Bulaşıcı bir hastalık gibi yayılan terör eylemleri, İslam dünyası kadar Batı dünyasını da can evinden vuruyor. Bütün ülkelerdeki ekonomik ve siyasal sorunların, kurşun atılan savaş alanlarında değil, oy atılan seçim sandıklarında çözülmesi, barış arayan dünya için hayati önem taşıyor. Demokrasi ve ekonomisi gelişmemiş Doğu dünyasıyla, demokrasisi ve ekonomisi gelişmiş Batı dünyası arasında uyum ve dengenin sağlanmasında, moderatörlük görevi demokratik ülkelere düşüyor.
Hem Doğu hem Batı ülkesi olan Türkiye, kültürel derinliğiyle, ekonomik zenginliğiyle ve demokratik yönetimiyle, Avrupa ile Asya arasında bir çevre ülke olmaktan daha çok, bir merkez ülkedir. Demokratik kültürü özümseyen ve içselleştiren Türkiye, Batı ile İslam dünyası arasındaki barışın en büyük ve en güçlü güvencesidir. Türkiye’de terör olursa, hem İslam hem Batı dünyası, ekonomik ve siyasal krizlerden kurtulamaz. Dünyadaki bütün krizlerin kaynağında terör vardır. Suçsuz insanları hedef alan terör, döner dolaşır kendisini destekleyenleri vurur. Bu yüzden terör bütün ülkelerin, birlikte savaşması gereken ortak bir düşmandır.
Dünyanın her yanında, dinine, ırkına ve yaşına bakmadan, herkesin güvenliğini tehdit eden ve kamu düzenini sarsan terörle savaşmak, bütün dünyanın başta gelen görevidir. İnsan hayatına hiç önem vermeyen, kamu düzenini altüst eden terör, toplumların ana sorunudur. Terör sorununu barışla çözmek, savaşla çözmekten çok daha önemli ve çok daha etkilidir. Kamu düzeninin sağlanmasında, dönüştürücü barışın öncüleri, akılarıı hem başlarında, hem gönüllerinde olan liderlerin, önemli ve büyük sorumlulukları vardır.
Akıllarıyla karar veren, gönülleriyle uygulayan liderler, kutup yıldızına benzerler. Nasıl kutup yıldızı, sürekli kuzeyi gösterirse, liderler da akıllarıyla yönetenlerin , gönülleriyle yönetilenlerin yanında yer alarak, sürekli doğru olan, yapılması gerekeni gösterirler. Onlar çağlarından sorumludurlar.

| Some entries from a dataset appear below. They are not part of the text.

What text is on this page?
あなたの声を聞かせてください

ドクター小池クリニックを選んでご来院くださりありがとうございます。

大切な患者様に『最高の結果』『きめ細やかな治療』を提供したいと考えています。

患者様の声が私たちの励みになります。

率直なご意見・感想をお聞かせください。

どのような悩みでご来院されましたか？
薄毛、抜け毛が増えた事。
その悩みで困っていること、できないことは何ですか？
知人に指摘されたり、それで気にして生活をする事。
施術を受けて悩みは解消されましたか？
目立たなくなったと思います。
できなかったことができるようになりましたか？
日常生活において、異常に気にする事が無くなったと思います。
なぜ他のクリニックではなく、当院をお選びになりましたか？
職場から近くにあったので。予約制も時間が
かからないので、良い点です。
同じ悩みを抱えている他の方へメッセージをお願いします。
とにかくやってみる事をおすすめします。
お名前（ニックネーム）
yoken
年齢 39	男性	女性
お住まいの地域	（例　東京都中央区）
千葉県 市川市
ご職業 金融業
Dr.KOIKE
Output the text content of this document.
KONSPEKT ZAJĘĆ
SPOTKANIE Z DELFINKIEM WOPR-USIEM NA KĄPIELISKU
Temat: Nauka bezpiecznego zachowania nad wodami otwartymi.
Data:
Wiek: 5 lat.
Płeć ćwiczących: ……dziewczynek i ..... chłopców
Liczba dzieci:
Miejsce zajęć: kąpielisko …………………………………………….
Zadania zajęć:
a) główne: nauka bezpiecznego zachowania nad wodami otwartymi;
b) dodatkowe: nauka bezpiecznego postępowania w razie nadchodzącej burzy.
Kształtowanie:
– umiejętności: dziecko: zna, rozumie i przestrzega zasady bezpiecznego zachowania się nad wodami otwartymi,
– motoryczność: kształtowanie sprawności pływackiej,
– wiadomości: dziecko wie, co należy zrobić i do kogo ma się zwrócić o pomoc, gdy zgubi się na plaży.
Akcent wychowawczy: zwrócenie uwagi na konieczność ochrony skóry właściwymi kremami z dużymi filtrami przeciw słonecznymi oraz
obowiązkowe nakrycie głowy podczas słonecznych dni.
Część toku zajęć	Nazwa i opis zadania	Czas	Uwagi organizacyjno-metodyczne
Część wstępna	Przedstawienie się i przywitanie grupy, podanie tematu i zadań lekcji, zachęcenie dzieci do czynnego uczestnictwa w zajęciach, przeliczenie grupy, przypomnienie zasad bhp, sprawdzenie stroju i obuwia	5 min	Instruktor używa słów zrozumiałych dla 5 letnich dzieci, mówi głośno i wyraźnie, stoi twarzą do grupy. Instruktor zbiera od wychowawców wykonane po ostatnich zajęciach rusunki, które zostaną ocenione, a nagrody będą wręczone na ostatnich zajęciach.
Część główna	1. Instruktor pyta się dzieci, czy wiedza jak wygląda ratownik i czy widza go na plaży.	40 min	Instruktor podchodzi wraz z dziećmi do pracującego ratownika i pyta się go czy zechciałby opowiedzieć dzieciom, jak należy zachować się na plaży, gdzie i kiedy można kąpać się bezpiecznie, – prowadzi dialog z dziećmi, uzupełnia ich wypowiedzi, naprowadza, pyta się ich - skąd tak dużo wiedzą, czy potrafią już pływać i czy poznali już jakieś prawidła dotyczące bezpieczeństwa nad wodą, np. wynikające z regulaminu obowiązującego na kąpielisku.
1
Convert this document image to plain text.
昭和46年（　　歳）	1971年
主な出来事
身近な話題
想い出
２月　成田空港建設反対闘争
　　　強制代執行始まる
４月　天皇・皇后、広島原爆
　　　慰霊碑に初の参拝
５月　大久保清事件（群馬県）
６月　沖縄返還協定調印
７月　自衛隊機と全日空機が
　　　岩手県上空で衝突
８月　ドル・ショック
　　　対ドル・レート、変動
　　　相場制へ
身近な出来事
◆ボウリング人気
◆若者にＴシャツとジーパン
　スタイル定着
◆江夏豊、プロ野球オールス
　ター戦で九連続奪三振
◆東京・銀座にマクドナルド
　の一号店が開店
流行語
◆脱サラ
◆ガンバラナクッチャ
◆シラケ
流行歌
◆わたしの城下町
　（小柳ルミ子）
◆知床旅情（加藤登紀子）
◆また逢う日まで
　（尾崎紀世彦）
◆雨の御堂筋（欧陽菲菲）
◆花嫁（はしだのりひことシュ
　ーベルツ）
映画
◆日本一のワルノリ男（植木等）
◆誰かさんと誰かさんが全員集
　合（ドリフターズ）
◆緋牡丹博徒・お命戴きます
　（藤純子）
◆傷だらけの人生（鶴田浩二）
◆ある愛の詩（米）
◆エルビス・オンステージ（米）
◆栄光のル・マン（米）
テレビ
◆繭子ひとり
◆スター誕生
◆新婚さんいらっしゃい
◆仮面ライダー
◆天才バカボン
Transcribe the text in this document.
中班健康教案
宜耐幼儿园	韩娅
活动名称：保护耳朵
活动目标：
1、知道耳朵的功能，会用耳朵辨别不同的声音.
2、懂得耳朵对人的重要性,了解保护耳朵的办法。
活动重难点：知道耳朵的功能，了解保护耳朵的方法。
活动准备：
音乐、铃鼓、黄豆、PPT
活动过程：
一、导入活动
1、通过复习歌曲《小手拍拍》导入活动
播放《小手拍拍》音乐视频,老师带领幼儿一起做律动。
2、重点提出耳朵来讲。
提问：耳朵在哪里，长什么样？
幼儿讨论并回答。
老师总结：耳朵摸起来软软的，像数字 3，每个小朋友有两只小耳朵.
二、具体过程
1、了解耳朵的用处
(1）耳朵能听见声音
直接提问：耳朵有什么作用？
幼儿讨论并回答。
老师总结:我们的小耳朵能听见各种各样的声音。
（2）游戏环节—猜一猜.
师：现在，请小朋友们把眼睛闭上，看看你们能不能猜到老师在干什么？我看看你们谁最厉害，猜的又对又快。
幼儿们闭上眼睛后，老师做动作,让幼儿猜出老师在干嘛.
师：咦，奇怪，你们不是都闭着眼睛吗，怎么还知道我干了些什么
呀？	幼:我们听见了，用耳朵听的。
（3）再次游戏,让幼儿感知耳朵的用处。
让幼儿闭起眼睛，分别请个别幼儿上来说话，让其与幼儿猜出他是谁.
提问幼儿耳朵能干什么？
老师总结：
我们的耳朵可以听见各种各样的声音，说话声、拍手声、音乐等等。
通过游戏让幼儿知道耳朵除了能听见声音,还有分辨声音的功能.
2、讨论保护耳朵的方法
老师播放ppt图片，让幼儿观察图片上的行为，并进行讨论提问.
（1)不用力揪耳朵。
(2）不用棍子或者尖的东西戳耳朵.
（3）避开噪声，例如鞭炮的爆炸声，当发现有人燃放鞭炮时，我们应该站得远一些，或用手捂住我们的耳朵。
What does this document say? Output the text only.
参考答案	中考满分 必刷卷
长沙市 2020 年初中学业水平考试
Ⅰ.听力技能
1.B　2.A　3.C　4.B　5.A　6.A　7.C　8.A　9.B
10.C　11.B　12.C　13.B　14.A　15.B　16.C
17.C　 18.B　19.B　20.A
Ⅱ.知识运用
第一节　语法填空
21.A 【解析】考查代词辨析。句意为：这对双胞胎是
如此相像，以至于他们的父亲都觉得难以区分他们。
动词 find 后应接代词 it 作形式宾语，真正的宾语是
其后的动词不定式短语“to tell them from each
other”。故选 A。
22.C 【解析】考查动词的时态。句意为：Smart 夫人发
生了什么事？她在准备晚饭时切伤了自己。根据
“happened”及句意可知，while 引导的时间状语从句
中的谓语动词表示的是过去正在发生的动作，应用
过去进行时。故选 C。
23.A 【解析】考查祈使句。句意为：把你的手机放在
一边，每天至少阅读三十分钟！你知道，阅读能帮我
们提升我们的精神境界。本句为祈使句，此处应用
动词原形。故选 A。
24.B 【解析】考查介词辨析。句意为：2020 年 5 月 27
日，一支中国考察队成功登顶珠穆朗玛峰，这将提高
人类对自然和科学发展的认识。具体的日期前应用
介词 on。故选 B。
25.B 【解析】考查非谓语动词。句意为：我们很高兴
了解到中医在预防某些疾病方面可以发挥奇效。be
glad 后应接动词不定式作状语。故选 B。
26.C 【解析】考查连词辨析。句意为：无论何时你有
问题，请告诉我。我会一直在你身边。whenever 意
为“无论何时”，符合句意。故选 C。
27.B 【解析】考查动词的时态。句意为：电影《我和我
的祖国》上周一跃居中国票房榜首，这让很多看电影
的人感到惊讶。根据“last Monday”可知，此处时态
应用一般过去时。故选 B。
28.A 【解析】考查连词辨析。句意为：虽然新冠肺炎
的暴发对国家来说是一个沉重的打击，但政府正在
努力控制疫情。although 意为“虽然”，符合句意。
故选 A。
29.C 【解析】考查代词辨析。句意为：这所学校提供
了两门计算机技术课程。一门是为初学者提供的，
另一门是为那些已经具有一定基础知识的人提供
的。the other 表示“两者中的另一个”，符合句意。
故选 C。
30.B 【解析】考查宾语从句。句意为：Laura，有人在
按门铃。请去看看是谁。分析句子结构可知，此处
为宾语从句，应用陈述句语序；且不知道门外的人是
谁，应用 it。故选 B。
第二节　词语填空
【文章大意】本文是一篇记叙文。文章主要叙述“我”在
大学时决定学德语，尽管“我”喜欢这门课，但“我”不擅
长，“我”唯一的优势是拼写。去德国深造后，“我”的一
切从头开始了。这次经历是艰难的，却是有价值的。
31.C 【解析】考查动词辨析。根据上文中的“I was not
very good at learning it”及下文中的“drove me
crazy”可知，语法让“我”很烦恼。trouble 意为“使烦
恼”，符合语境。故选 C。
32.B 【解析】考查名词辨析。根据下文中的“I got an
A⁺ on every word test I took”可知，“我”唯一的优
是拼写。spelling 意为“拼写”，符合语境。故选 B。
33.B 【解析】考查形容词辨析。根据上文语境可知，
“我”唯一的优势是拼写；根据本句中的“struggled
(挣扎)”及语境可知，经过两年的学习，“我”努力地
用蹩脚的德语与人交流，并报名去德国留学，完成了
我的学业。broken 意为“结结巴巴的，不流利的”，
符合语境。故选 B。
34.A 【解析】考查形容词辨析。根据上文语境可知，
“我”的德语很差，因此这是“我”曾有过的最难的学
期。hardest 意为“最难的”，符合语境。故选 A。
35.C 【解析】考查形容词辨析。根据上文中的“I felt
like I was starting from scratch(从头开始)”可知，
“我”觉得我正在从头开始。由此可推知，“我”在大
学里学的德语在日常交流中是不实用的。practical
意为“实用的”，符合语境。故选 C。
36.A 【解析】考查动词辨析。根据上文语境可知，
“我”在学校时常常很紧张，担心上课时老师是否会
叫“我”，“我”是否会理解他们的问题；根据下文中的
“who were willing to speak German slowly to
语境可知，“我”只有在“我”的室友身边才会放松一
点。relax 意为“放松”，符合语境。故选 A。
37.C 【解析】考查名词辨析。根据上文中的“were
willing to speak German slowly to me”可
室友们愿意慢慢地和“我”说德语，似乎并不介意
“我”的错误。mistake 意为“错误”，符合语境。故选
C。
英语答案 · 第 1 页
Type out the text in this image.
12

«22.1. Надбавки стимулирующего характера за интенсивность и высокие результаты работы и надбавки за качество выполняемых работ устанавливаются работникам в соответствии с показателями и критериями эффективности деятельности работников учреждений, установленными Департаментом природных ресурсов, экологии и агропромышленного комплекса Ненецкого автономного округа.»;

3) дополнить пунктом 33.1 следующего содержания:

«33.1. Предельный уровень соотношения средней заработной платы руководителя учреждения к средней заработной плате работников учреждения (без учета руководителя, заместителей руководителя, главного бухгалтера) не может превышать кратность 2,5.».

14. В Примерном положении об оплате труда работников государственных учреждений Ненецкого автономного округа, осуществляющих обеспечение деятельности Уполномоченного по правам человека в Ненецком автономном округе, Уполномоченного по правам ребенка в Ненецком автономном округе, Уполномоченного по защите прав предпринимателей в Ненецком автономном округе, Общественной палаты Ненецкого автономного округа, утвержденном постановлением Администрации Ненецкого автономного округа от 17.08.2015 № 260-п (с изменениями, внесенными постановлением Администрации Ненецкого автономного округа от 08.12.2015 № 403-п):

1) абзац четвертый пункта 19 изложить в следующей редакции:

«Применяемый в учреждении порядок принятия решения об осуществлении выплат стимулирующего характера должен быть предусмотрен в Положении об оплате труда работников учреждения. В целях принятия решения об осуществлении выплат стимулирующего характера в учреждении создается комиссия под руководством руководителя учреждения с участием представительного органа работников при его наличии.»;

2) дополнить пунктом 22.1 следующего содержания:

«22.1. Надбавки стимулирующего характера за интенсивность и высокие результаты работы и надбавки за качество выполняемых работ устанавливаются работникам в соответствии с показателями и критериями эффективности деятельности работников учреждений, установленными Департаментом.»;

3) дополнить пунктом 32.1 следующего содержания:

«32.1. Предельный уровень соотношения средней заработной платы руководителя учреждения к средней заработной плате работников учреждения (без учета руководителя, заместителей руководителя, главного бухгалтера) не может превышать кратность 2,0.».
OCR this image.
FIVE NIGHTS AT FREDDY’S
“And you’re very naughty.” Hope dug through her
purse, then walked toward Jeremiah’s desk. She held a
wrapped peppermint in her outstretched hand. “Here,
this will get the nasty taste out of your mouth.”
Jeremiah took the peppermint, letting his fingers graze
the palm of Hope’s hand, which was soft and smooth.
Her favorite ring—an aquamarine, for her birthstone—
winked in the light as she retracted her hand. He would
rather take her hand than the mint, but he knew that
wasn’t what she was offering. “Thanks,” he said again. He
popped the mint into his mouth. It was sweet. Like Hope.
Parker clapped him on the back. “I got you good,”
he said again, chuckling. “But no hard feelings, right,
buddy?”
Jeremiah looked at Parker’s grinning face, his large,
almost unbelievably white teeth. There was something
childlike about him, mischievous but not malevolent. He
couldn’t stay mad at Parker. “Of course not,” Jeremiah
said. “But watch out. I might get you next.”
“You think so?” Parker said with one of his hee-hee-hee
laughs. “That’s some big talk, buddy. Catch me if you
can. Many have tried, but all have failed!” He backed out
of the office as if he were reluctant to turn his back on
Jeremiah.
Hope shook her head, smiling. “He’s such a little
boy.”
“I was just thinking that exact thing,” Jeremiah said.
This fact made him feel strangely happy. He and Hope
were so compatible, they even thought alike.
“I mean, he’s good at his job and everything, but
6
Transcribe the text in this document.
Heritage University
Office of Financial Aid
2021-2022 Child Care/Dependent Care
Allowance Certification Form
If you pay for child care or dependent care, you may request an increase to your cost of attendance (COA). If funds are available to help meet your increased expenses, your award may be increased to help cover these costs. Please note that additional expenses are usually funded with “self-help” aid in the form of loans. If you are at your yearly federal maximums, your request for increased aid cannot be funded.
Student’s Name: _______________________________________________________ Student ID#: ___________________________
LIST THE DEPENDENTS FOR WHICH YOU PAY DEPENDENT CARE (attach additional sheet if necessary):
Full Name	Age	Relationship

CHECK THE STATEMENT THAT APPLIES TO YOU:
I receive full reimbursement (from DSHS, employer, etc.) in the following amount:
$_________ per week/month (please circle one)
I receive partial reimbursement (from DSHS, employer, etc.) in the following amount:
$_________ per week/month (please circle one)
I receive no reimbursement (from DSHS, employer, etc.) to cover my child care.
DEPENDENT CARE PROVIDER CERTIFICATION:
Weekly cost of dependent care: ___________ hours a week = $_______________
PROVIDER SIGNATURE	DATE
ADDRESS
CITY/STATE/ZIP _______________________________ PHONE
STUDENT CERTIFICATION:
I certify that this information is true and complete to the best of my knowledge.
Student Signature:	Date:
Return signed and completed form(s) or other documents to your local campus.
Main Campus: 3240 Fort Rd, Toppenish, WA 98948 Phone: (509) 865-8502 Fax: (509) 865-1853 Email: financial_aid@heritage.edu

Liderler düşünceleriyle ve eylemleriyle, korkuları ve düşmanlıkları büyütmezler, hem yönetenlere hem yönetilenlere ümit ve güven verirler, Terör eylemlerinin üstesinden gelmenin yol haritası liderlerdedir. Onlar gözleriyle uzakları görürler, ellerini bütün insanlara uzatırlar.
Aklın özünü gönlün sözüne dönüştüren liderler, bilgeliğe dönüşen bilgiyi, akıldan akıla olduğu kadar gönülden gönüle, bir meşale gibi bir kuşatan bir kuşağa taşırlar. İnsanların düşünce ve eylem dünyaları gönüllerinde gizlidir. Dönüştürücü sözün ustası liderler, insanların gönlünde gizli olanları, dillerinde açığa çıkarırlar. Özü söze, sözü öze dönüştüren liderlerle, hayat anlamlı ve yaşanır kılınır. Liderler tutumlarıyla ve davranışlarıyla, insanların özgürlükleri gibi, güvenliklerinin de önemli olduğunu sürekli vurgularlar.
Görevleri iyilikleri özendirmek, kötülükleri önlemek olan liderler, birbirleriyle savunulmaz olanı savunmak için değil, savunulmayanı savunmak için yarışırlar.
Yirmi birinci yüzyılı dönüştürecek liderler, “iktidarı” severim, ancak “demokrasiyi” daha çok severim diyerek, iktidar körlüğüne düşmeyen liderlerdir.
İnsanlık tarihinin her döneminde, “bir insanı koruyan bütün insanlığı korur” demesini bilen liderler, arkalarında silinmez izler bırakmışlardır.